What if you could shape your dreams? What if you could point your nightmares in a happier direction and find relief from the distress?

No, it’s not science fiction; it’s a real subject of research—one that fascinates Michelle Carr, a newly appointed assistant professor in the Department of Psychiatry and Addiction at Université de Montréal.

Carr is interested in what she calls “dream engineering,” the use of techniques and technologies to influence dreams for therapeutic purposes.

Raised and educated in the state of New York, she developed an early interest in the power of dreams and their sometimes pernicious hold on the mind, something she experienced herself.

She remembers having frequent lucid dreams—a state in which the dreamer realizes they are dreaming—as well as frequent nightmares and occasional sleep paralysis, a state between sleep and wakefulness whre she couldn't move and had frightening hallucinations.

A transformative experience

One night, while at university, she had a lucid dream immediately after an episode of sleep paralysis.
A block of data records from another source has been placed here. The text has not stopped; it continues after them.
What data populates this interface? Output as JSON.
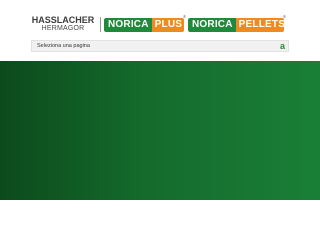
{
  "header": {
    "brand_main": "HASSLACHER",
    "brand_sub": "HERMAGOR",
    "badges": [
      {
        "part_a": "NORICA",
        "part_b": "PLUS",
        "trademark": "®"
      },
      {
        "part_a": "NORICA",
        "part_b": "PELLETS",
        "trademark": "®"
      }
    ]
  },
  "page_select": {
    "label": "Seleziona una pagina",
    "toggle": "a"
  },
  "colors": {
    "badge_green": "#1e8a3a",
    "badge_orange": "#f08a1e",
    "hero_start": "#0c4a1c",
    "hero_end": "#1a7f36",
    "toggle_green": "#2a8a2a"
  }
}
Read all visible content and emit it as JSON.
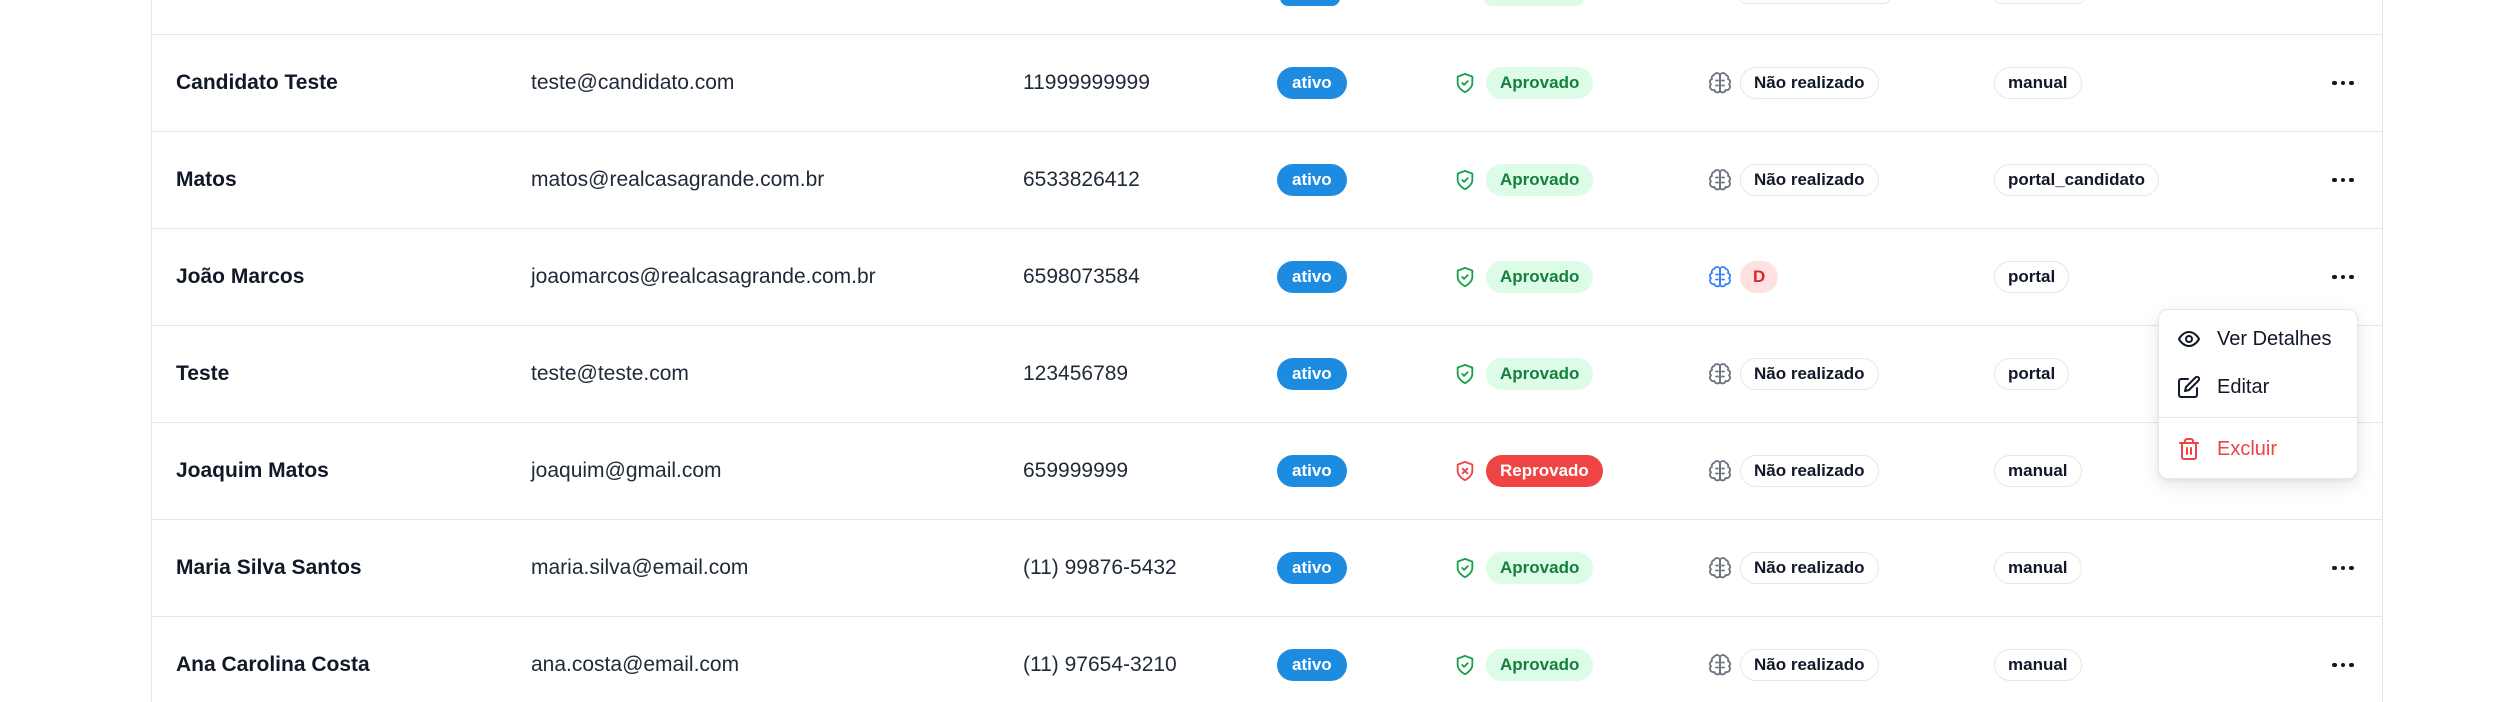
{
  "rows": [
    {
      "name": "Candidato Teste",
      "email": "teste@candidato.com",
      "phone": "11999999999",
      "status": "ativo",
      "approval": "Aprovado",
      "approval_state": "approved",
      "test": "Não realizado",
      "test_state": "pending",
      "origin": "manual"
    },
    {
      "name": "Matos",
      "email": "matos@realcasagrande.com.br",
      "phone": "6533826412",
      "status": "ativo",
      "approval": "Aprovado",
      "approval_state": "approved",
      "test": "Não realizado",
      "test_state": "pending",
      "origin": "portal_candidato"
    },
    {
      "name": "João Marcos",
      "email": "joaomarcos@realcasagrande.com.br",
      "phone": "6598073584",
      "status": "ativo",
      "approval": "Aprovado",
      "approval_state": "approved",
      "test": "D",
      "test_state": "done",
      "origin": "portal"
    },
    {
      "name": "Teste",
      "email": "teste@teste.com",
      "phone": "123456789",
      "status": "ativo",
      "approval": "Aprovado",
      "approval_state": "approved",
      "test": "Não realizado",
      "test_state": "pending",
      "origin": "portal"
    },
    {
      "name": "Joaquim Matos",
      "email": "joaquim@gmail.com",
      "phone": "659999999",
      "status": "ativo",
      "approval": "Reprovado",
      "approval_state": "rejected",
      "test": "Não realizado",
      "test_state": "pending",
      "origin": "manual"
    },
    {
      "name": "Maria Silva Santos",
      "email": "maria.silva@email.com",
      "phone": "(11) 99876-5432",
      "status": "ativo",
      "approval": "Aprovado",
      "approval_state": "approved",
      "test": "Não realizado",
      "test_state": "pending",
      "origin": "manual"
    },
    {
      "name": "Ana Carolina Costa",
      "email": "ana.costa@email.com",
      "phone": "(11) 97654-3210",
      "status": "ativo",
      "approval": "Aprovado",
      "approval_state": "approved",
      "test": "Não realizado",
      "test_state": "pending",
      "origin": "manual"
    }
  ],
  "row_menu": {
    "open_for_row": 2,
    "items": [
      {
        "label": "Ver Detalhes",
        "icon": "eye-icon"
      },
      {
        "label": "Editar",
        "icon": "edit-icon"
      },
      {
        "label": "Excluir",
        "icon": "trash-icon"
      }
    ]
  },
  "colors": {
    "status_active": "#1d8ce0",
    "approved_bg": "#dcfce7",
    "approved_text": "#15803d",
    "rejected": "#ef4444",
    "test_done_icon": "#3b82f6",
    "border": "#e5e7eb"
  }
}
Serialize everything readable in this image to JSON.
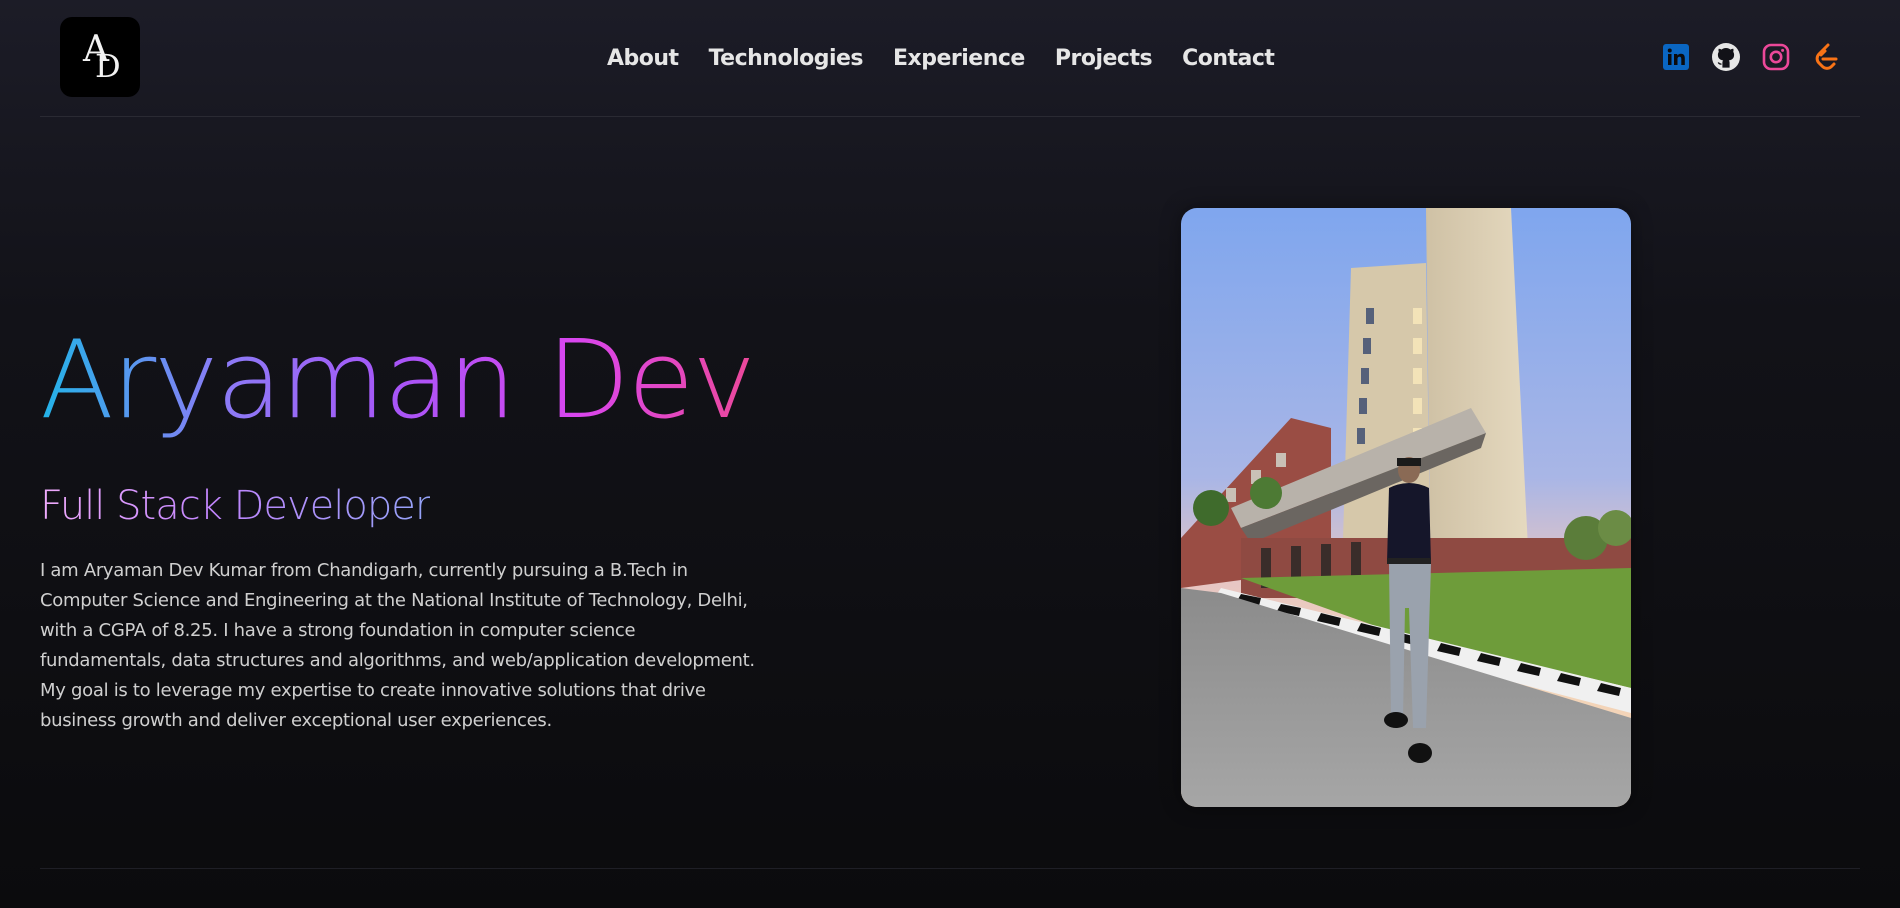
{
  "logo": {
    "text_top": "A",
    "text_bottom": "D"
  },
  "nav": {
    "items": [
      {
        "label": "About"
      },
      {
        "label": "Technologies"
      },
      {
        "label": "Experience"
      },
      {
        "label": "Projects"
      },
      {
        "label": "Contact"
      }
    ]
  },
  "social": [
    {
      "icon": "linkedin-icon",
      "color": "#0a66c2"
    },
    {
      "icon": "github-icon",
      "color": "#e6e6e6"
    },
    {
      "icon": "instagram-icon",
      "color": "#e1306c"
    },
    {
      "icon": "leetcode-icon",
      "color": "#f97316"
    }
  ],
  "hero": {
    "name": "Aryaman Dev",
    "role": "Full Stack Developer",
    "description": "I am Aryaman Dev Kumar from Chandigarh, currently pursuing a B.Tech in Computer Science and Engineering at the National Institute of Technology, Delhi, with a CGPA of 8.25. I have a strong foundation in computer science fundamentals, data structures and algorithms, and web/application development. My goal is to leverage my expertise to create innovative solutions that drive business growth and deliver exceptional user experiences."
  },
  "colors": {
    "gradient_start": "#22b4e8",
    "gradient_mid": "#a855f7",
    "gradient_end": "#ec4899",
    "background": "#0b0b0d"
  }
}
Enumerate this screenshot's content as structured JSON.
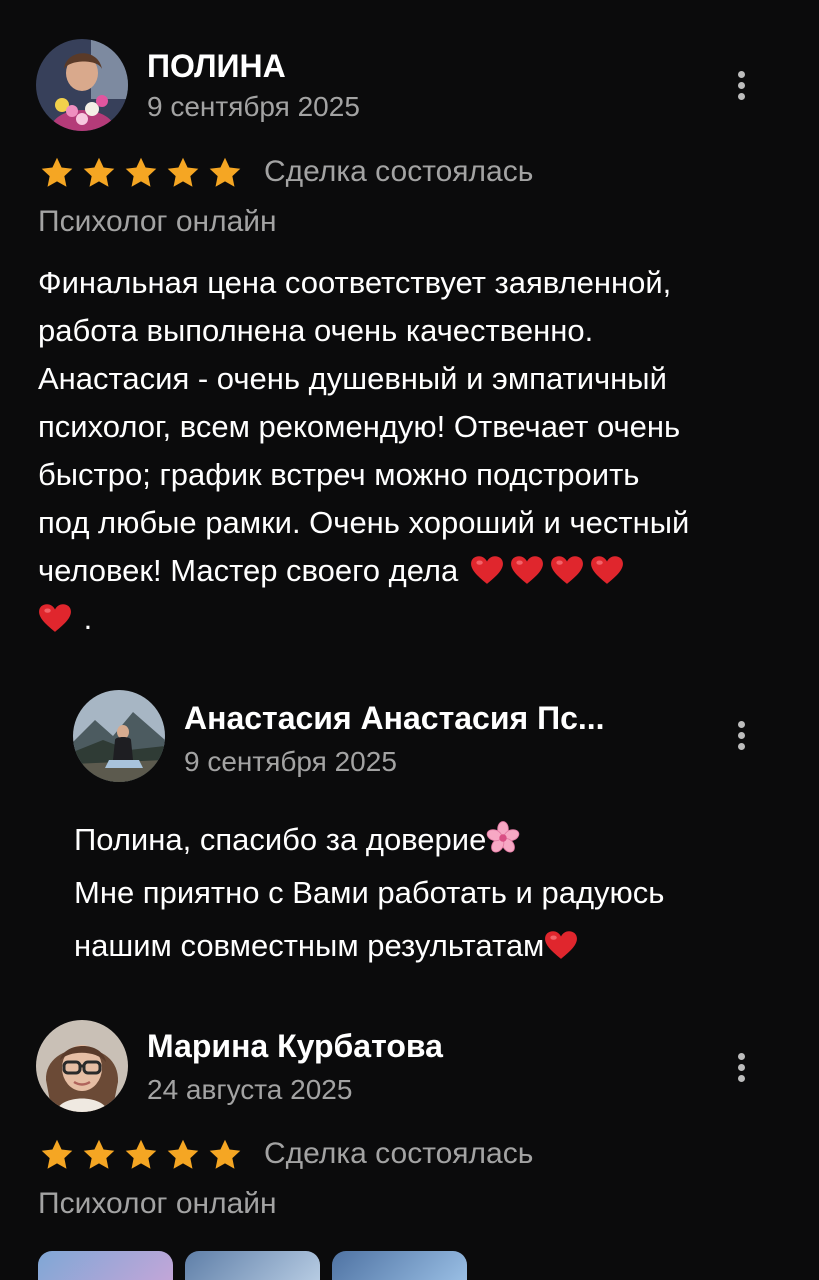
{
  "reviews": [
    {
      "author": "ПОЛИНА",
      "date": "9 сентября 2025",
      "rating": 5,
      "deal_status": "Сделка состоялась",
      "service": "Психолог онлайн",
      "text_lines": [
        "Финальная цена соответствует заявленной,",
        "работа выполнена очень качественно.",
        "Анастасия - очень душевный и эмпатичный",
        "психолог, всем рекомендую! Отвечает очень",
        "быстро; график встреч можно подстроить",
        "под любые рамки. Очень хороший и честный",
        "человек! Мастер своего дела"
      ],
      "text_tail": ".",
      "heart_emoji": "❤️",
      "heart_count_line7": 4,
      "heart_count_line8": 1,
      "reply": {
        "author": "Анастасия Анастасия Пс...",
        "date": "9 сентября 2025",
        "text_lines": [
          "Полина, спасибо за доверие",
          "Мне приятно с Вами работать и радуюсь",
          "нашим совместным результатам"
        ],
        "flower_emoji": "🌸",
        "heart_emoji": "❤️"
      }
    },
    {
      "author": "Марина Курбатова",
      "date": "24 августа 2025",
      "rating": 5,
      "deal_status": "Сделка состоялась",
      "service": "Психолог онлайн",
      "photo_thumbnails": 3
    }
  ],
  "colors": {
    "background": "#0b0b0c",
    "star": "#f5a623",
    "secondary_text": "#a3a3a3",
    "heart": "#e0262d"
  },
  "icons": {
    "menu": "more-vertical-icon",
    "star": "star-icon",
    "heart": "red-heart-emoji",
    "flower": "cherry-blossom-emoji"
  }
}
It was a transformative experience.

“I had been in the grip of a terrifying paralysis, and then I fell back into a deep sleep and knew that I was asleep, that I was dreaming,” she recalled. “It was an incredible sensation to feel I was inside my mind. And from that moment on, I was able to overcome almost all my sleep paralysis nightmares by using lucid dreaming.”

Armed with a new sense of agency and feeling less fear, Carr continued her studies in psychology and neuroscience. She then decided to head north and pursue a Ph.D. in Canada, in the dreams-and-nightmares lab of Tore André Nielsen, a professor in UdeM's Department of Psychiatry and Addiction. She went on to do two post-docs at sleep labs in the U.K. and the U.S.

In the course of her post-doctoral studies, Carr found it was possible to influence the content of dreams.

One way to do it, she said, is to use your waking imagination, i.e. to train yourself to repeatedly visualize the desired outcome of the problematic dream. She added that almost any sensory stimulus—sound, light, smell—can modify the sleep experience.

It is also possible to combine these two approaches: during cognitive training, a beep is played to create an association with a positive dream. Then, when the beep is heard while asleep, it serves as a cue or reminder to modify the outcome of the dream.

'Stay calm, be curious'

“Dreams are influenced by us, by what we are feeling,” said Carr.

“If a dream frightens you, it becomes even more terrifying, but if you can stay calm, be curious and the dream will respond positively. Studies are increasingly showing that it is possible to connect the sleeping body with the dreaming mind.”

Carr is interested in applying this emerging field of dream engineering to psychiatry, since people with certain mental disorders have very specific dreams that can affect their well-being and recovery.

For example, people trying to kick a drug habit will frequently dream about using drugs. These dreams cause distress and increase their risk of relapse. Similarly, people with psychotic disorders may have dreams that increase their hallucinatory symptoms on awakening, and people suffering from PTSD often have intrusive nightmares.

“For these psychiatric cases, we believe that directly treating the dreams and nightmares can lessen the severity of symptoms and improve people's quality of life,” Carr said.

But this is still an emerging science. We need to carry out clinical trials and work closely with psychiatrists before we can hope to implement these types of interventions.”

That is precisely what Carr plans to do in her new position at Université de Montréal, an institution that, she said, has “quite unique expertise in dream science.”